浄土宗神奈川教区テレホン法話 第1095話

いよいよ今年も押し迫って参りました。

大晦日ももうすぐです。「みそか」とは月の終わりと言う意味で、十二月三十一日は、一年最後のみそかなので大晦日となります。大晦日と言えば除夜の鐘です。除夜の鐘は、私たちの百八つの煩悩を取り除いて清らかな新春を迎えるために打ち鳴らすと言われています。けれども、私たちの心の中にあるとらわれの心、不平不満、妬みや怒りと言った心は、簡単に洗い流せるものではありません。
時には自分でも気がつかないことさえあります。

法然上人のお詠みになった歌をご紹介します。

雪のうちに 仏のみ名を 唱ふれば
つもれる罪ぞ やがて消えぬる(復唱)

有る物に満足できず、常に無い物ねだり。
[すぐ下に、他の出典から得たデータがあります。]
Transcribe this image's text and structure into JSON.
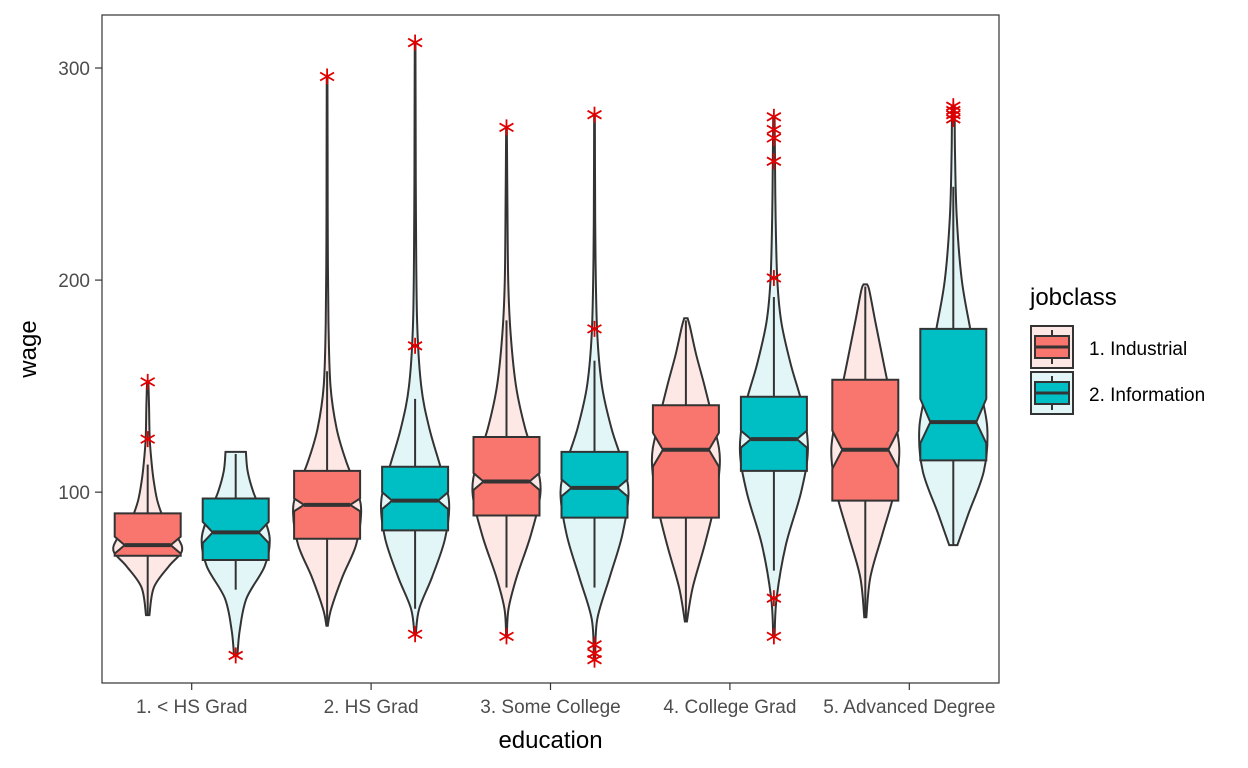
{
  "chart_data": {
    "type": "violin+boxplot",
    "xlabel": "education",
    "ylabel": "wage",
    "ylim": [
      10,
      325
    ],
    "yticks": [
      100,
      200,
      300
    ],
    "categories": [
      "1. < HS Grad",
      "2. HS Grad",
      "3. Some College",
      "4. College Grad",
      "5. Advanced Degree"
    ],
    "legend": {
      "title": "jobclass",
      "position": "right",
      "items": [
        {
          "label": "1. Industrial",
          "color": "#F8766D"
        },
        {
          "label": "2. Information",
          "color": "#00BFC4"
        }
      ]
    },
    "colors": {
      "industrial_box": "#F8766D",
      "information_box": "#00BFC4",
      "industrial_violin": "#FDE8E6",
      "information_violin": "#E2F6F7",
      "outlier": "#E00000",
      "line": "#333333"
    },
    "grid": false,
    "series": [
      {
        "name": "1. Industrial",
        "groups": [
          {
            "category": "1. < HS Grad",
            "q1": 70,
            "median": 75,
            "q3": 90,
            "notch_lo": 71,
            "notch_hi": 79,
            "min": 42,
            "max": 113,
            "outliers": [
              152,
              125
            ],
            "violin": [
              [
                42,
                0.05
              ],
              [
                55,
                0.18
              ],
              [
                65,
                0.62
              ],
              [
                72,
                1.0
              ],
              [
                78,
                0.9
              ],
              [
                85,
                0.55
              ],
              [
                95,
                0.3
              ],
              [
                105,
                0.18
              ],
              [
                113,
                0.12
              ],
              [
                125,
                0.06
              ],
              [
                140,
                0.04
              ],
              [
                152,
                0.02
              ]
            ]
          },
          {
            "category": "2. HS Grad",
            "q1": 78,
            "median": 94,
            "q3": 110,
            "notch_lo": 91,
            "notch_hi": 97,
            "min": 37,
            "max": 157,
            "outliers": [
              296
            ],
            "violin": [
              [
                37,
                0.02
              ],
              [
                45,
                0.12
              ],
              [
                60,
                0.45
              ],
              [
                75,
                0.85
              ],
              [
                90,
                1.0
              ],
              [
                100,
                0.9
              ],
              [
                115,
                0.55
              ],
              [
                130,
                0.28
              ],
              [
                150,
                0.1
              ],
              [
                180,
                0.04
              ],
              [
                220,
                0.02
              ],
              [
                260,
                0.015
              ],
              [
                296,
                0.01
              ]
            ]
          },
          {
            "category": "3. Some College",
            "q1": 89,
            "median": 105,
            "q3": 126,
            "notch_lo": 101,
            "notch_hi": 109,
            "min": 55,
            "max": 181,
            "outliers": [
              272,
              32
            ],
            "violin": [
              [
                32,
                0.01
              ],
              [
                45,
                0.06
              ],
              [
                60,
                0.3
              ],
              [
                80,
                0.72
              ],
              [
                100,
                1.0
              ],
              [
                115,
                0.85
              ],
              [
                130,
                0.55
              ],
              [
                150,
                0.28
              ],
              [
                175,
                0.12
              ],
              [
                200,
                0.05
              ],
              [
                240,
                0.025
              ],
              [
                272,
                0.01
              ]
            ]
          },
          {
            "category": "4. College Grad",
            "q1": 88,
            "median": 120,
            "q3": 141,
            "notch_lo": 112,
            "notch_hi": 128,
            "min": 39,
            "max": 181,
            "outliers": [],
            "violin": [
              [
                39,
                0.03
              ],
              [
                55,
                0.2
              ],
              [
                75,
                0.55
              ],
              [
                95,
                0.85
              ],
              [
                115,
                1.0
              ],
              [
                130,
                0.85
              ],
              [
                150,
                0.55
              ],
              [
                165,
                0.3
              ],
              [
                178,
                0.12
              ],
              [
                182,
                0.05
              ]
            ]
          },
          {
            "category": "5. Advanced Degree",
            "q1": 96,
            "median": 120,
            "q3": 153,
            "notch_lo": 111,
            "notch_hi": 129,
            "min": 41,
            "max": 197,
            "outliers": [],
            "violin": [
              [
                41,
                0.03
              ],
              [
                60,
                0.15
              ],
              [
                80,
                0.5
              ],
              [
                100,
                0.85
              ],
              [
                120,
                1.0
              ],
              [
                140,
                0.8
              ],
              [
                160,
                0.55
              ],
              [
                180,
                0.3
              ],
              [
                195,
                0.12
              ],
              [
                198,
                0.05
              ]
            ]
          }
        ]
      },
      {
        "name": "2. Information",
        "groups": [
          {
            "category": "1. < HS Grad",
            "q1": 68,
            "median": 81,
            "q3": 97,
            "notch_lo": 76,
            "notch_hi": 86,
            "min": 54,
            "max": 118,
            "outliers": [
              23
            ],
            "violin": [
              [
                23,
                0.05
              ],
              [
                35,
                0.12
              ],
              [
                50,
                0.32
              ],
              [
                65,
                0.85
              ],
              [
                78,
                1.0
              ],
              [
                90,
                0.78
              ],
              [
                100,
                0.52
              ],
              [
                110,
                0.35
              ],
              [
                119,
                0.3
              ]
            ]
          },
          {
            "category": "2. HS Grad",
            "q1": 82,
            "median": 96,
            "q3": 112,
            "notch_lo": 92,
            "notch_hi": 100,
            "min": 45,
            "max": 144,
            "outliers": [
              312,
              169,
              33
            ],
            "violin": [
              [
                33,
                0.02
              ],
              [
                45,
                0.12
              ],
              [
                60,
                0.5
              ],
              [
                78,
                0.88
              ],
              [
                95,
                1.0
              ],
              [
                110,
                0.78
              ],
              [
                130,
                0.42
              ],
              [
                150,
                0.18
              ],
              [
                180,
                0.06
              ],
              [
                230,
                0.025
              ],
              [
                280,
                0.015
              ],
              [
                312,
                0.01
              ]
            ]
          },
          {
            "category": "3. Some College",
            "q1": 88,
            "median": 102,
            "q3": 119,
            "notch_lo": 98,
            "notch_hi": 106,
            "min": 55,
            "max": 162,
            "outliers": [
              278,
              177,
              28,
              24,
              21
            ],
            "violin": [
              [
                21,
                0.02
              ],
              [
                40,
                0.08
              ],
              [
                60,
                0.45
              ],
              [
                80,
                0.82
              ],
              [
                100,
                1.0
              ],
              [
                115,
                0.8
              ],
              [
                130,
                0.5
              ],
              [
                150,
                0.22
              ],
              [
                175,
                0.08
              ],
              [
                210,
                0.03
              ],
              [
                250,
                0.015
              ],
              [
                278,
                0.01
              ]
            ]
          },
          {
            "category": "4. College Grad",
            "q1": 110,
            "median": 125,
            "q3": 145,
            "notch_lo": 121,
            "notch_hi": 129,
            "min": 63,
            "max": 192,
            "outliers": [
              277,
              271,
              267,
              256,
              201,
              50,
              32
            ],
            "violin": [
              [
                32,
                0.02
              ],
              [
                50,
                0.08
              ],
              [
                75,
                0.35
              ],
              [
                100,
                0.8
              ],
              [
                120,
                1.0
              ],
              [
                140,
                0.85
              ],
              [
                160,
                0.5
              ],
              [
                180,
                0.22
              ],
              [
                200,
                0.1
              ],
              [
                230,
                0.05
              ],
              [
                260,
                0.03
              ],
              [
                277,
                0.02
              ]
            ]
          },
          {
            "category": "5. Advanced Degree",
            "q1": 115,
            "median": 133,
            "q3": 177,
            "notch_lo": 123,
            "notch_hi": 144,
            "min": 75,
            "max": 244,
            "outliers": [
              282,
              280,
              278,
              276
            ],
            "violin": [
              [
                75,
                0.12
              ],
              [
                90,
                0.45
              ],
              [
                110,
                0.9
              ],
              [
                130,
                1.0
              ],
              [
                150,
                0.78
              ],
              [
                175,
                0.52
              ],
              [
                200,
                0.25
              ],
              [
                230,
                0.1
              ],
              [
                260,
                0.05
              ],
              [
                282,
                0.04
              ]
            ]
          }
        ]
      }
    ]
  }
}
隣の家に塀が立てば、こちらは腹が立つと言うように、人を妬み自分さえ良ければ良しとしながら、不満には腹を立ててしまいがち。わかっちゃいるけど止められない。このような私たちの身には、雪が積もるように日々知らず知らずのうちに作られた罪が積もっていきます。しかし法然上人は、そうした私たちであっても、心から反省し救いを求めて阿弥陀様の御名を唱えたならば、阿弥陀様の暖かいお慈悲の光に照らされ、すべての徳がそなわったお念仏の功徳により、積もった罪が消えていくとお諭しくださいました。

今年一年のほこりを払うと共に、南無阿弥陀仏とお念仏をお唱えして心身共に清々しい新年を迎えたいものです。

どうぞ良いお年を。

次回は1月1日にお話がかわります。